F-35B Lightning II completes final prep for first vertical landing

The first Lockheed Martin F-35B Lightning II STOVL variant was put through a last test of its engine power and controllability on March 10 at the Naval Air Station Patuxent River.

The first Lockheed Martin F-35B Lightning II stealth made a final slow-approach test landing on March 10 at the Naval Air Station Patuxent River (Md.) prior to a planned test of its vertical landing capability. This composites-intensive short takeoff/vertical landing (STOVL) variant approached the landing strip at jsut 40 knots (46 mph) and made a very slow conventional landing.

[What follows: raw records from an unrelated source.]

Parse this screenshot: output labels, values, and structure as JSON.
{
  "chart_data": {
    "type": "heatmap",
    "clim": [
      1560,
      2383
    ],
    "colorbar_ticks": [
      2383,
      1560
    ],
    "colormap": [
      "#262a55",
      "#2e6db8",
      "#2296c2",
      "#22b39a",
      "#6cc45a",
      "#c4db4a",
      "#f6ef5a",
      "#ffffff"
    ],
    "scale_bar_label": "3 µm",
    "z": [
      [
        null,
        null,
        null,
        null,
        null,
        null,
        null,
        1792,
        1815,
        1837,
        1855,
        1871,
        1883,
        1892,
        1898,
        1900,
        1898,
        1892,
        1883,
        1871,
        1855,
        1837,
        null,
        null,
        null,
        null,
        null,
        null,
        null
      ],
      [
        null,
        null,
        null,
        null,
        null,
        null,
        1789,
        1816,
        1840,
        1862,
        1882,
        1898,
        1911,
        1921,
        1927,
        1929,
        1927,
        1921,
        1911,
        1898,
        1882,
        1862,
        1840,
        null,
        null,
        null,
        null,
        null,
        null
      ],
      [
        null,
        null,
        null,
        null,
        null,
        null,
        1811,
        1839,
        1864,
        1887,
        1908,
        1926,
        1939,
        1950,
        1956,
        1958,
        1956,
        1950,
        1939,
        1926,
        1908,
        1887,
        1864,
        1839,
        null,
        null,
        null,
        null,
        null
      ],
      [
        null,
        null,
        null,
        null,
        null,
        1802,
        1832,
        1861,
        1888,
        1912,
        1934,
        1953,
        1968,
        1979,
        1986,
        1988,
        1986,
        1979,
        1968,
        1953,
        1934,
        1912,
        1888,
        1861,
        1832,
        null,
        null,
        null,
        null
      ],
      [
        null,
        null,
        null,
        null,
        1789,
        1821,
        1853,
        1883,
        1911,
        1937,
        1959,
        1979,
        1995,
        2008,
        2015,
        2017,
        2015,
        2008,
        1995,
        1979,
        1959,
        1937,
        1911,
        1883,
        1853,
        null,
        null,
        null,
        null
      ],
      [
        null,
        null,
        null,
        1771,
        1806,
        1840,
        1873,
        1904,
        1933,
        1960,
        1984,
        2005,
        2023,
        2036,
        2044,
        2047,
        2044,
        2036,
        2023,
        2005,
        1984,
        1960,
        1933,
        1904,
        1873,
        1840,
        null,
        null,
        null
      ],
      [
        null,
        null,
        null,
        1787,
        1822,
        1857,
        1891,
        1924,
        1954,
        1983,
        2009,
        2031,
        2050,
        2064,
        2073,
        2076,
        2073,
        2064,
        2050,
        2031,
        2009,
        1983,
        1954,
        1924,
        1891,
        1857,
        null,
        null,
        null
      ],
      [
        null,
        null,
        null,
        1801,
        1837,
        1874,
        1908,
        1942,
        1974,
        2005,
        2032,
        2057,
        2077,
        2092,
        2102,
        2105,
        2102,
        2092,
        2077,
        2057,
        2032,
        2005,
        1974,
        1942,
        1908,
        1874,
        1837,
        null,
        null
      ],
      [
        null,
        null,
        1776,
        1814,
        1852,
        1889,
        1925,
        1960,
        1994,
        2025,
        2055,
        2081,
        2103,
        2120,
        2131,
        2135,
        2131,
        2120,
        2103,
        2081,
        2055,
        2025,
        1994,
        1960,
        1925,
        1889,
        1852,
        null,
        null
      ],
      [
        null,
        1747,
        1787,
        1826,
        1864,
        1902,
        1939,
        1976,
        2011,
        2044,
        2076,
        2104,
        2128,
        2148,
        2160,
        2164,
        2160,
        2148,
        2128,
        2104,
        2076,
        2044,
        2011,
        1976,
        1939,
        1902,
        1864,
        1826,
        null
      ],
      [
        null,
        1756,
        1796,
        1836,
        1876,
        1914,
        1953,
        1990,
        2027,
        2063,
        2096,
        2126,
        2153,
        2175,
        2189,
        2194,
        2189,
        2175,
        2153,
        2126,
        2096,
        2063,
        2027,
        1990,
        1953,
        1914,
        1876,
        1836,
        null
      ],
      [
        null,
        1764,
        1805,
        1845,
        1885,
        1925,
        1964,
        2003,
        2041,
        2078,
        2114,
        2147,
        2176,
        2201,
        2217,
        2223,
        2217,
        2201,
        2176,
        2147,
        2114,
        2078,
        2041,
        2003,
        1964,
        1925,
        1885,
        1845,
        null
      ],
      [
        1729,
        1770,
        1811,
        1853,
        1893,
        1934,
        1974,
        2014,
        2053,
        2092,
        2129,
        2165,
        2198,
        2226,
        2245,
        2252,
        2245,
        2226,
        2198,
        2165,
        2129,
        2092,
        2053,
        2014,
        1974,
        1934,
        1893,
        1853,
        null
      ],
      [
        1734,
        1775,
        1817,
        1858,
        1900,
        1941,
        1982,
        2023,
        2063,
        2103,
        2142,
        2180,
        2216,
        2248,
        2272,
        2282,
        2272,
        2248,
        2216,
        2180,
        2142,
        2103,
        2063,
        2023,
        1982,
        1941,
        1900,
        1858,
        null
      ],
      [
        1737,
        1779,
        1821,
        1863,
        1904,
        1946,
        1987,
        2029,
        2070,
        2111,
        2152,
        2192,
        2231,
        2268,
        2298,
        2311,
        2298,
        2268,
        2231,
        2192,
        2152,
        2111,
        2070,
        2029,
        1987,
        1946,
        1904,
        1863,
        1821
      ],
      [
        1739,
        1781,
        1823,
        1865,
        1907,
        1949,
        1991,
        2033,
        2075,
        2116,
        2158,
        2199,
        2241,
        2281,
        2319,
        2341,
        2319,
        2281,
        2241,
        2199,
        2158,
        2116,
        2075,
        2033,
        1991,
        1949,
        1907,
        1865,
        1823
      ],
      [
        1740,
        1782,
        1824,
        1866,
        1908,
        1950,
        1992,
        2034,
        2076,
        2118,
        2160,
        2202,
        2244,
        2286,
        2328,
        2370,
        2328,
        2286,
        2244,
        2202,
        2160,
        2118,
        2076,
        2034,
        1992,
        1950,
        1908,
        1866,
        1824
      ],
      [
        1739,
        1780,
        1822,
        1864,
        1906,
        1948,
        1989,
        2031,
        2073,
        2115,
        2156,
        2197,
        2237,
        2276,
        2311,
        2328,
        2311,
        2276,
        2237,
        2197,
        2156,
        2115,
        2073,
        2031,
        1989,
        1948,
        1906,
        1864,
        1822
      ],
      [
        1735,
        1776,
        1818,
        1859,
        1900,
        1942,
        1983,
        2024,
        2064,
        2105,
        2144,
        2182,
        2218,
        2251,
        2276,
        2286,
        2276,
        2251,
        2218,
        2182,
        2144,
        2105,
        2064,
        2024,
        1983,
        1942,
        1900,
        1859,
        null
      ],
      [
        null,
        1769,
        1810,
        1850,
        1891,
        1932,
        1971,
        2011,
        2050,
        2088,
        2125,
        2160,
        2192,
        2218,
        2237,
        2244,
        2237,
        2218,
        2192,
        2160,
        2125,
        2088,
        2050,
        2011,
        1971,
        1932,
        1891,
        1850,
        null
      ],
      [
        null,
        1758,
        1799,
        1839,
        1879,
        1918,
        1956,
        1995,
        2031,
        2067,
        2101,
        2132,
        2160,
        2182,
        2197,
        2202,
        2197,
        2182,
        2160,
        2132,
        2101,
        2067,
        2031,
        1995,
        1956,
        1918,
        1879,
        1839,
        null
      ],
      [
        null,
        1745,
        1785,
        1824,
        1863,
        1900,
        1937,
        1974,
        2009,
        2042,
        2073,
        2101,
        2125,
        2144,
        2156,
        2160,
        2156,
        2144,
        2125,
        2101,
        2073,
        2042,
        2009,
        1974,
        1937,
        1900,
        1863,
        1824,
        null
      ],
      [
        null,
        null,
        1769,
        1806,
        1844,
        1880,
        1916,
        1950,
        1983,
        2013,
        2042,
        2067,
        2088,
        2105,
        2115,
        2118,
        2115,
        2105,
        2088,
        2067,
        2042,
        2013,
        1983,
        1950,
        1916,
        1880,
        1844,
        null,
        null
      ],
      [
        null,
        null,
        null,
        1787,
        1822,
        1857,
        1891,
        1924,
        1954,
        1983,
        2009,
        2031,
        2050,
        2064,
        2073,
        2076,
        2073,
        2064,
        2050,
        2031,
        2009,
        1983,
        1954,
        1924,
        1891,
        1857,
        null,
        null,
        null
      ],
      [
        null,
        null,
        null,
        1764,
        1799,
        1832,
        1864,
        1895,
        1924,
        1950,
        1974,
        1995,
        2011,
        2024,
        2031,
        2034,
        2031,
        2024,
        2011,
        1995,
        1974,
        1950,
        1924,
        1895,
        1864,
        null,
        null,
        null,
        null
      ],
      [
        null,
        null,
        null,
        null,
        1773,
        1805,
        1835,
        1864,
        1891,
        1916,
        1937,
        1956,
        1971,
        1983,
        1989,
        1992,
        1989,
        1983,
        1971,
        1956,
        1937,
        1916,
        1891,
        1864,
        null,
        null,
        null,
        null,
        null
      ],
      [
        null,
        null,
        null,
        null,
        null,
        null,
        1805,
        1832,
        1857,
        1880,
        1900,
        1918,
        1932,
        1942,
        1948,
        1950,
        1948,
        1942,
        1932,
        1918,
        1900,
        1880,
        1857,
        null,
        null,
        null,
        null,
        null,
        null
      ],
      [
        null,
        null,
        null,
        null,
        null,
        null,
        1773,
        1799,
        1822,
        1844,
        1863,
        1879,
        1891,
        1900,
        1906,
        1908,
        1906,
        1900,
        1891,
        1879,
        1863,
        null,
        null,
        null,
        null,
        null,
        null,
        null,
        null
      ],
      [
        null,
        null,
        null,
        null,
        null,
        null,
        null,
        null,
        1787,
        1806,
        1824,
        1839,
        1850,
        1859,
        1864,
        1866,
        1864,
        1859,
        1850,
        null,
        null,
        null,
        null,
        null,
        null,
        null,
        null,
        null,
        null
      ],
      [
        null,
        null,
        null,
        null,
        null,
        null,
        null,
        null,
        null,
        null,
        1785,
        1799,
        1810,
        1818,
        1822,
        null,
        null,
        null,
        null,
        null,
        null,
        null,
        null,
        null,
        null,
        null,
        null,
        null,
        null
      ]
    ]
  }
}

The flight was one of the last missions before the aircraft's first fully vertical landing, and confirmed the jet's power and controllability at very low speeds. The aircraft's short takeoff/vertical landing (STOVL) propulsion system generates more than 41,000 lb of vertical thrust, and enables airspeeds from zero to Mach 1.6. The F-35B will be flown by the United States Marine Corps, the United Kingdom's Royal Air Force and Royal Navy, and the Italian Air Force and Navy. It will be capable of operating from small ships and austere bases near front-line combat zones. F-35 Lead STOVL Pilot Graham Tomlinson was at the controls for Wednesday's flight.